No matter what format is used, text is never stored digitally as letters and characters, the way it's recorded in ink on paper. It must be converted to binary representation, which must then be decoded and displayed before the document can be viewed. None of these translation schemes has stood the test of time to compare with plain old paper. In fact, all of them were invented in the last quarter of the past century.
This isn't to suggest that we should return to paper and forget digital media. In fact, Baker doesn't argue against the use of microfilm in his book. He argues that libraries should create film copies of documents while preserving the originals.
Yet what about cases where no printed original exists?

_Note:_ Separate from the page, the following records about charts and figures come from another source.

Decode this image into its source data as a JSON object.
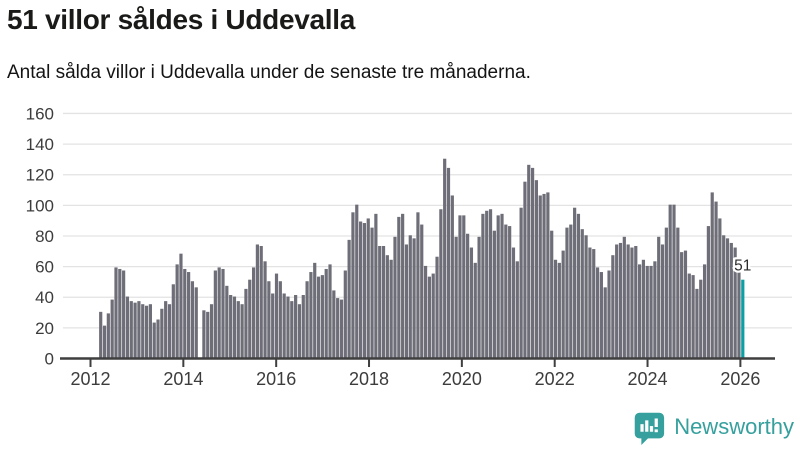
{
  "header": {
    "title": "51 villor såldes i Uddevalla",
    "subtitle": "Antal sålda villor i Uddevalla under de senaste tre månaderna."
  },
  "footer": {
    "brand": "Newsworthy"
  },
  "chart_data": {
    "type": "bar",
    "title": "51 villor såldes i Uddevalla",
    "subtitle": "Antal sålda villor i Uddevalla under de senaste tre månaderna.",
    "x_start": "2012-01",
    "x_interval": "monthly",
    "x_tick_labels": [
      "2012",
      "2014",
      "2016",
      "2018",
      "2020",
      "2022",
      "2024",
      "2026"
    ],
    "y_tick_labels": [
      0,
      20,
      40,
      60,
      80,
      100,
      120,
      140,
      160
    ],
    "ylim": [
      0,
      160
    ],
    "grid": true,
    "legend": "none",
    "values": [
      30,
      21,
      29,
      38,
      59,
      58,
      57,
      40,
      37,
      36,
      37,
      35,
      34,
      35,
      23,
      25,
      32,
      37,
      35,
      48,
      61,
      68,
      58,
      56,
      50,
      46,
      null,
      31,
      30,
      35,
      57,
      59,
      58,
      47,
      41,
      40,
      37,
      35,
      45,
      51,
      59,
      74,
      73,
      63,
      50,
      42,
      55,
      50,
      42,
      40,
      37,
      41,
      35,
      41,
      50,
      56,
      62,
      53,
      54,
      58,
      61,
      44,
      39,
      38,
      57,
      77,
      95,
      100,
      89,
      88,
      91,
      85,
      94,
      73,
      73,
      67,
      64,
      79,
      92,
      94,
      74,
      80,
      78,
      95,
      87,
      60,
      53,
      55,
      66,
      97,
      130,
      124,
      106,
      79,
      93,
      93,
      81,
      72,
      62,
      79,
      94,
      96,
      97,
      83,
      93,
      94,
      87,
      86,
      72,
      63,
      98,
      115,
      126,
      124,
      116,
      106,
      107,
      108,
      83,
      64,
      62,
      70,
      85,
      87,
      98,
      94,
      84,
      80,
      72,
      71,
      59,
      56,
      46,
      57,
      67,
      74,
      75,
      79,
      74,
      72,
      73,
      61,
      64,
      60,
      60,
      63,
      79,
      74,
      85,
      100,
      100,
      85,
      69,
      70,
      55,
      54,
      45,
      51,
      61,
      86,
      108,
      102,
      91,
      80,
      78,
      75,
      72,
      57,
      51
    ],
    "highlight_last": true,
    "annotation": {
      "text": "51",
      "value": 51
    },
    "bar_color": "#6e6e78",
    "highlight_color": "#0aa0a5",
    "grid_color": "#e3e3e3",
    "axis_color": "#3f3f3f",
    "label_color": "#3c3c3c",
    "annotation_text_color": "#2b2b2b",
    "annotation_halo_color": "#ffffff"
  }
}
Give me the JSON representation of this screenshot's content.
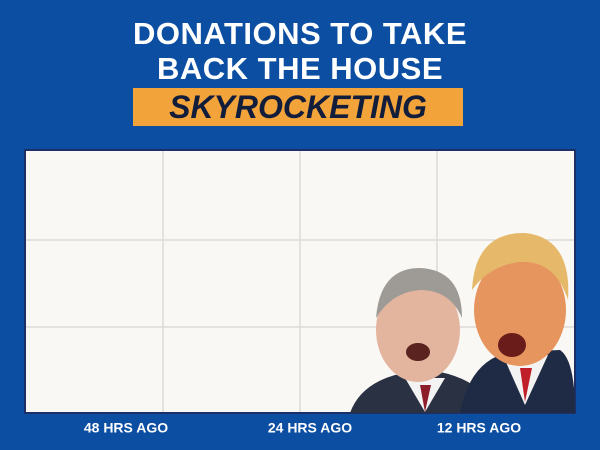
{
  "chart_data": {
    "type": "line",
    "title": "DONATIONS TO TAKE BACK THE HOUSE",
    "subtitle": "SKYROCKETING",
    "categories": [
      "48 HRS AGO",
      "24 HRS AGO",
      "12 HRS AGO"
    ],
    "grid": true
  }
}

So much of our documentation today exists solely in electronic form. Consider how email has replaced the handwritten letter for personal correspondence. While Ken Burns was able to create his television documentaries of American history by studying letters written over the past two centuries, today's electronic letters often leave no trace of their passing. Once read, the documents are often discarded, or else meet their ends when our hard drives get reformatted.
What about Web sites? Surely there exists no better cultural record of the last few years of the 20th century. And yet very little of the content on current Web sites ever existed in print. Personal home pages, chat rooms, discussion boards and blogs all trust their content to digital media.

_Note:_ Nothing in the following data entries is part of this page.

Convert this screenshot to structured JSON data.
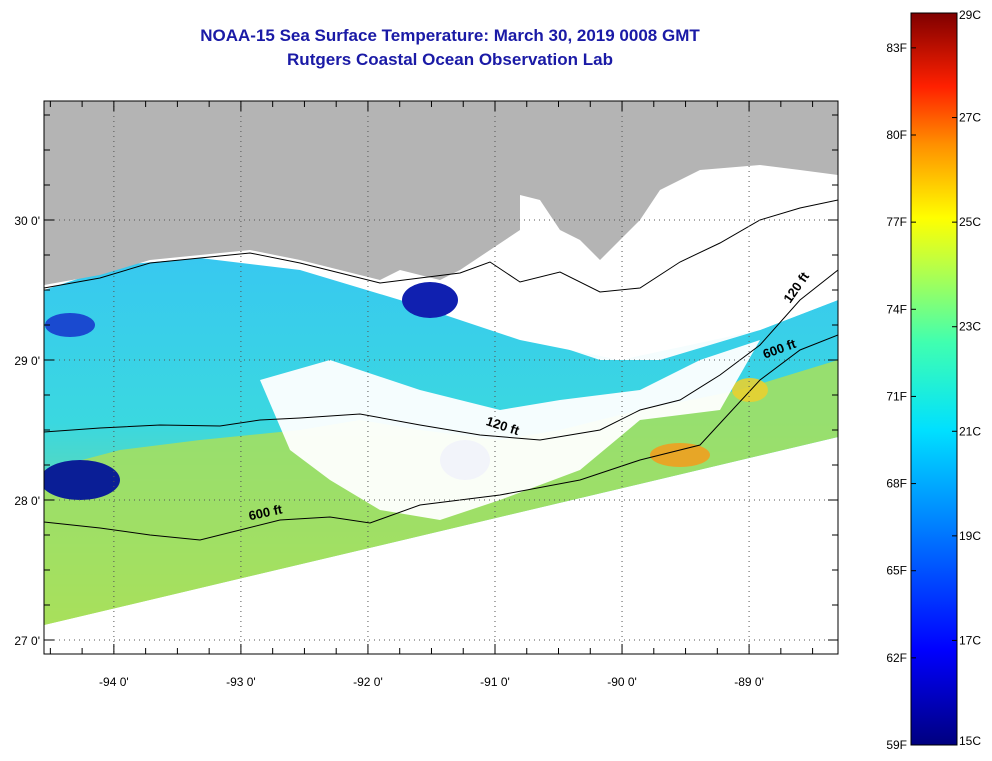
{
  "title": "NOAA-15 Sea Surface Temperature:  March 30, 2019 0008 GMT",
  "subtitle": "Rutgers Coastal Ocean Observation Lab",
  "map": {
    "lon_range": [
      -94.55,
      -88.3
    ],
    "lat_range": [
      26.9,
      30.85
    ],
    "lon_ticks": [
      {
        "value": -94,
        "label": "-94 0'"
      },
      {
        "value": -93,
        "label": "-93 0'"
      },
      {
        "value": -92,
        "label": "-92 0'"
      },
      {
        "value": -91,
        "label": "-91 0'"
      },
      {
        "value": -90,
        "label": "-90 0'"
      },
      {
        "value": -89,
        "label": "-89 0'"
      }
    ],
    "lat_ticks": [
      {
        "value": 30,
        "label": "30 0'"
      },
      {
        "value": 29,
        "label": "29 0'"
      },
      {
        "value": 28,
        "label": "28 0'"
      },
      {
        "value": 27,
        "label": "27 0'"
      }
    ],
    "grid": true,
    "contour_labels": [
      {
        "text": "120 ft",
        "lon": -90.95,
        "lat": 28.5
      },
      {
        "text": "600 ft",
        "lon": -92.8,
        "lat": 27.88
      },
      {
        "text": "120 ft",
        "lon": -88.6,
        "lat": 29.5
      },
      {
        "text": "600 ft",
        "lon": -88.75,
        "lat": 29.05
      }
    ],
    "colors": {
      "land": "#b4b4b4",
      "cloud": "#ffffff",
      "warm_sst": "#a8e05a",
      "mid_sst": "#3ad2e6",
      "cool_sst": "#1e64dc",
      "cold_sst": "#0a1e96"
    }
  },
  "colorbar": {
    "celsius_labels": [
      "29C",
      "27C",
      "25C",
      "23C",
      "21C",
      "19C",
      "17C",
      "15C"
    ],
    "celsius_values": [
      29,
      27,
      25,
      23,
      21,
      19,
      17,
      15
    ],
    "fahrenheit_labels": [
      "83F",
      "80F",
      "77F",
      "74F",
      "71F",
      "68F",
      "65F",
      "62F",
      "59F"
    ],
    "fahrenheit_values": [
      83,
      80,
      77,
      74,
      71,
      68,
      65,
      62,
      59
    ],
    "range_c": [
      15,
      29
    ]
  }
}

Even those much-maligned databases corporations use to track consumer purchasing patterns would be a goldmine to historians of the future. But what will become of them once the plug is pulled on the machines that house them? Will there be any record of the data gathered?
And what of electronic music? A hundred years from now, will historians have access to a mechanism to play tunes that have never existed other than as digitally recorded tracks?
The New York Times doesn't seem to think so. In its recent time capsule project, it stored audio recordings on a phonograph record made of solid nickel. And written works were recorded on acid-free paper.
Journalists are fond of referring to this as the Information Age. But what will become of the information once the age has ended? Has our information technology produced nothing more than a record that's destined to vanish into dust, even more surely than the piles of moldering pages that librarians once insisted be scanned onto microfilm?